There are many varieties of mysticism, some of which involve drawing away from everyday life. Most of us, however, enter the mystic pathway when we discover a living, loving presence in everyday life and experience the holiness and radical amazement of life itself. Then we may, with Thérèse of Lisieux, do ordinary things with great love or, with Mother Teresa of Calcutta, make a commitment to do something beautiful for God. Today we need mystics more than ever—people who see holiness everywhere and then bring it forth in our families, communities, and political arenas.


2. What can today’s Christians learn from mystics who lived centuries ago? How are their experiences relevant to us?


The classical mystic is often seen as otherworldly, unmarried, and little concerned with the world in which we live.  In reality, most mystics began their journey just as we do – with a sense of God’s presence that inspires them to seek to live a whole and holy life.  Some mystics enter monasteries, but others, like Mother Teresa and St. Francis, immerse themselves in the challenges of human and non-human suffering.  Others, like Brother Lawrence, discover God amid doing dishes for our children or at the homeless shelter.  Some find solace that prompts them to compassion, like Etty Hillesum, a young woman who died in a German concentration camp during World War II. Still others, like Howard Thurman, are inspired by their mystical experiences to find healing in a racist society and then work to overcome the boundaries of race and religion.

A Zen Buddhist saying goes, “Before enlightenment, I chopped wood and carried water.  After enlightenment, I chopped wood and carried water.”  The mystic experiences, in her or his imperfection, God in all things and all things in God, and invests everyday life with wonder, gratitude, beauty, and healing.

I began The Mystic in You with a focus on Francis of Assisi and concluded with Julian of Norwich to portray the relevance of mysticism today – our need to care for the Earth and all its creatures and respond to suffering wherever it is found. We also need to believe that all will be well, despite the challenges we face environmentally, socially, and politically today.

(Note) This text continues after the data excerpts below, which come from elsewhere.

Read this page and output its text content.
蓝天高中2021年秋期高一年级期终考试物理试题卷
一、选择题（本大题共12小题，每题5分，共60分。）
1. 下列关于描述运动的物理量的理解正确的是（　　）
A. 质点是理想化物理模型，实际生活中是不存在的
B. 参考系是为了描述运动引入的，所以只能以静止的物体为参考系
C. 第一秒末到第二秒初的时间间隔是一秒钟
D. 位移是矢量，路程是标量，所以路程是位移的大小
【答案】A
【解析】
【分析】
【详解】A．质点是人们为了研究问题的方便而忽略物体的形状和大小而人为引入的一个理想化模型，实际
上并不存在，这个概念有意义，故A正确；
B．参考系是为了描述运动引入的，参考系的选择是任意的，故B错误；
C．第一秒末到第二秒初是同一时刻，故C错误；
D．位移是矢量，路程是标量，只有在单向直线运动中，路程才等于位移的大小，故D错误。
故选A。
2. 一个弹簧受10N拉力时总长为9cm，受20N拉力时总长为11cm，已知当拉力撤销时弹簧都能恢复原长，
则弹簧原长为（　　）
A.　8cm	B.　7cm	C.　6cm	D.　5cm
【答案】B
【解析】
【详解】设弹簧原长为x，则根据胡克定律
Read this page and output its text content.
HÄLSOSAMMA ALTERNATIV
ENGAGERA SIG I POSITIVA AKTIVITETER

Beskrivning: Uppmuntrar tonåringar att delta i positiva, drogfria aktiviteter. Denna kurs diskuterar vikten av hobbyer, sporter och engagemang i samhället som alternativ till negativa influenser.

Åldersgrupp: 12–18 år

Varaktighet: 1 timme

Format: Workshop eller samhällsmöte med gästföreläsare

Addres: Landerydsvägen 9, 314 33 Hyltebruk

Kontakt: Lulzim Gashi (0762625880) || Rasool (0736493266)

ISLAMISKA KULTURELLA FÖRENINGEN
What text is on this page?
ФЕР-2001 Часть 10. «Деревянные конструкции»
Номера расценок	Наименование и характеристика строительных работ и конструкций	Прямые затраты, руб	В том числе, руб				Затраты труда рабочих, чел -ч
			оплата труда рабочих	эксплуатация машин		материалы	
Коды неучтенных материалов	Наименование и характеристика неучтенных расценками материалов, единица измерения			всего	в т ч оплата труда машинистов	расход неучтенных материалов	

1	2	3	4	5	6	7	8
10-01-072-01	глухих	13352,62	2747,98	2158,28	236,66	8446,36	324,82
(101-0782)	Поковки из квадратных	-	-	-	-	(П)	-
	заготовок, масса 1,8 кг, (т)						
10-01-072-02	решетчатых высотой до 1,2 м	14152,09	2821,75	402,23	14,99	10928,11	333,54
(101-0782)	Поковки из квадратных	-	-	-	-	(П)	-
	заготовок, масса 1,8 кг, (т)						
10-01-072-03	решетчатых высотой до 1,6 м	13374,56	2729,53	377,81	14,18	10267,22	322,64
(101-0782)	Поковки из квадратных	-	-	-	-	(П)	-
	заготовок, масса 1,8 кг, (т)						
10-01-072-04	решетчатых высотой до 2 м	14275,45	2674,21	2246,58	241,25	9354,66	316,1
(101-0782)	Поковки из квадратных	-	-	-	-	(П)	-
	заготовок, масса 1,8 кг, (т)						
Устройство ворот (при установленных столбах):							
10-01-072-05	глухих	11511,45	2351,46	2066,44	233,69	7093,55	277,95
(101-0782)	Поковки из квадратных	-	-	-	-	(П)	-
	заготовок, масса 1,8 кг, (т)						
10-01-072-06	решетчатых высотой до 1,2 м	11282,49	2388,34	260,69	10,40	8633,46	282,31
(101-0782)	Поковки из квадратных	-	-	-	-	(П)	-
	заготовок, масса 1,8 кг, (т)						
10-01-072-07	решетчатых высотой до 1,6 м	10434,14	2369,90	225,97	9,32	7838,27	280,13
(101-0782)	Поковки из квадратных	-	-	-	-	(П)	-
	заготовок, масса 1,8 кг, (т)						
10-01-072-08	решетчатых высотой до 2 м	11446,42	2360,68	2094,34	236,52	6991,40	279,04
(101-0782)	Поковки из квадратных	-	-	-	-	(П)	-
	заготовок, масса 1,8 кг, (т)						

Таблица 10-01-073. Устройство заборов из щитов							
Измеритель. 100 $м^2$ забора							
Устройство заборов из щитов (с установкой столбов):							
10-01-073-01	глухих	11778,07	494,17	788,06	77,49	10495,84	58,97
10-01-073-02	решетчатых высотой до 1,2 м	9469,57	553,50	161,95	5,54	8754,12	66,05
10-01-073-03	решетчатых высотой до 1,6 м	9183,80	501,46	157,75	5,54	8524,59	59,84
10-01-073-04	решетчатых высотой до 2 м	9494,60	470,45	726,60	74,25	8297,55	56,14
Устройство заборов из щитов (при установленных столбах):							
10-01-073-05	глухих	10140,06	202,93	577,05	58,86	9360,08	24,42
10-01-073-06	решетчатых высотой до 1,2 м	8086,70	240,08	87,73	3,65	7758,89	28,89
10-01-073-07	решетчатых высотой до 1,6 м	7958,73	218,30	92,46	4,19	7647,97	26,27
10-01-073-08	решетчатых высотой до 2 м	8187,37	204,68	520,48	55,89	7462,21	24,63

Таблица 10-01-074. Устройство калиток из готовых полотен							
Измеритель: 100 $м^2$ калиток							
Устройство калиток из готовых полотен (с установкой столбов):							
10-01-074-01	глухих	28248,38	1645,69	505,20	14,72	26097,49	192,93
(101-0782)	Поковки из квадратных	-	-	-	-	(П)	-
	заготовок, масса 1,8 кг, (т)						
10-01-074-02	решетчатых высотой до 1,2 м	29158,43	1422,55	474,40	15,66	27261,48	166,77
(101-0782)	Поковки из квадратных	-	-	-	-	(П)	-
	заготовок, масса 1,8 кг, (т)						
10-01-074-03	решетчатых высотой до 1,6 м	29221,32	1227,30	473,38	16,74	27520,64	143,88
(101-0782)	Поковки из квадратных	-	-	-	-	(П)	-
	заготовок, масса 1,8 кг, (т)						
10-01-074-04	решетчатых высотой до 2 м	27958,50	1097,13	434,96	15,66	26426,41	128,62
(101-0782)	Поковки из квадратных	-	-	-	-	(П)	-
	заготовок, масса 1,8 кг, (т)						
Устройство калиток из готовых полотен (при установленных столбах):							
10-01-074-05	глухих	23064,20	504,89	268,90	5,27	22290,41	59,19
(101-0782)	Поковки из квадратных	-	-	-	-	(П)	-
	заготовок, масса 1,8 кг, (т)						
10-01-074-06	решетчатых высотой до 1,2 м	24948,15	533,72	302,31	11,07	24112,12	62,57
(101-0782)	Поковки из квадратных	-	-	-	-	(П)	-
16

3.In the introduction you say that this book grew out of seminars you were leading in your church (“A Month with a Mystic”). How did the people of your congregation respond to spending that much time with different mystics? 

I think the initial response was “Me, a mystic?  You have to be kidding!” But then it dawned on congregants and guests (this series brought scores of people from the community to our church) that mysticism can be lived on a day-to day-basis. They came to see that all the great religions began with encounters with God or the Holy and that many of the mystics we’ve studied –so far, we’ve studied about 30 – began right where they are today, as everyday people touched by God. This series, along with our congregation’s focus on spiritual and healing practices, has made prayer and silence commonplace and part of our decision-making processes at church.  

You can be a mystic right where you are, paying bills, dealing with the aging process, calling your representative or protesting a governmental policy, or staying up with a sick child or life partner.  


4.In addition to Christian mystics, your book includes Jewish mystics (Etty Hillesum and the Baal Shem Tov) and a well-known Sufi mystic (Rumi). Why did you choose to do this?

I believe that healthy spirituality is global.  We are bound together, as Martin Luther King Jr. asserts, in a fabric of relatedness. We turn on the news and we are transported to Syria, Paris, Puerto Rico, Pakistan, or Korea.  Our health care provider is a Sikh, Hindu, or Muslim, and we admire people like the Dalai Lama and Mahatma Gandhi. I wanted persons who came to our congregation’s series and the readers of this book to discover that wherever truth and healing are found, God is the source.

I also wanted to honor my own spiritual journey. After leaving the church as a teen, I rediscovered Christianity by learning transcendental meditation as a first-year college student. That experience brought me back to the church and inspired a thirst for deeper spiritual experiences. Like many, I didn’t identify spirituality with Christianity. There were no meditation classes or silent retreats in the churches of my youth. I wanted to investigate the Christian tradition of spiritual formation, and I have been doing this now for over 40 years as a pastor and teacher.  I believe that we can learn from people of other spiritual traditions and discover that God’s truth, and the presence of Christ, can be found anywhere and in any religious community.


5.What are the main takeaways you hope people will get from reading this book?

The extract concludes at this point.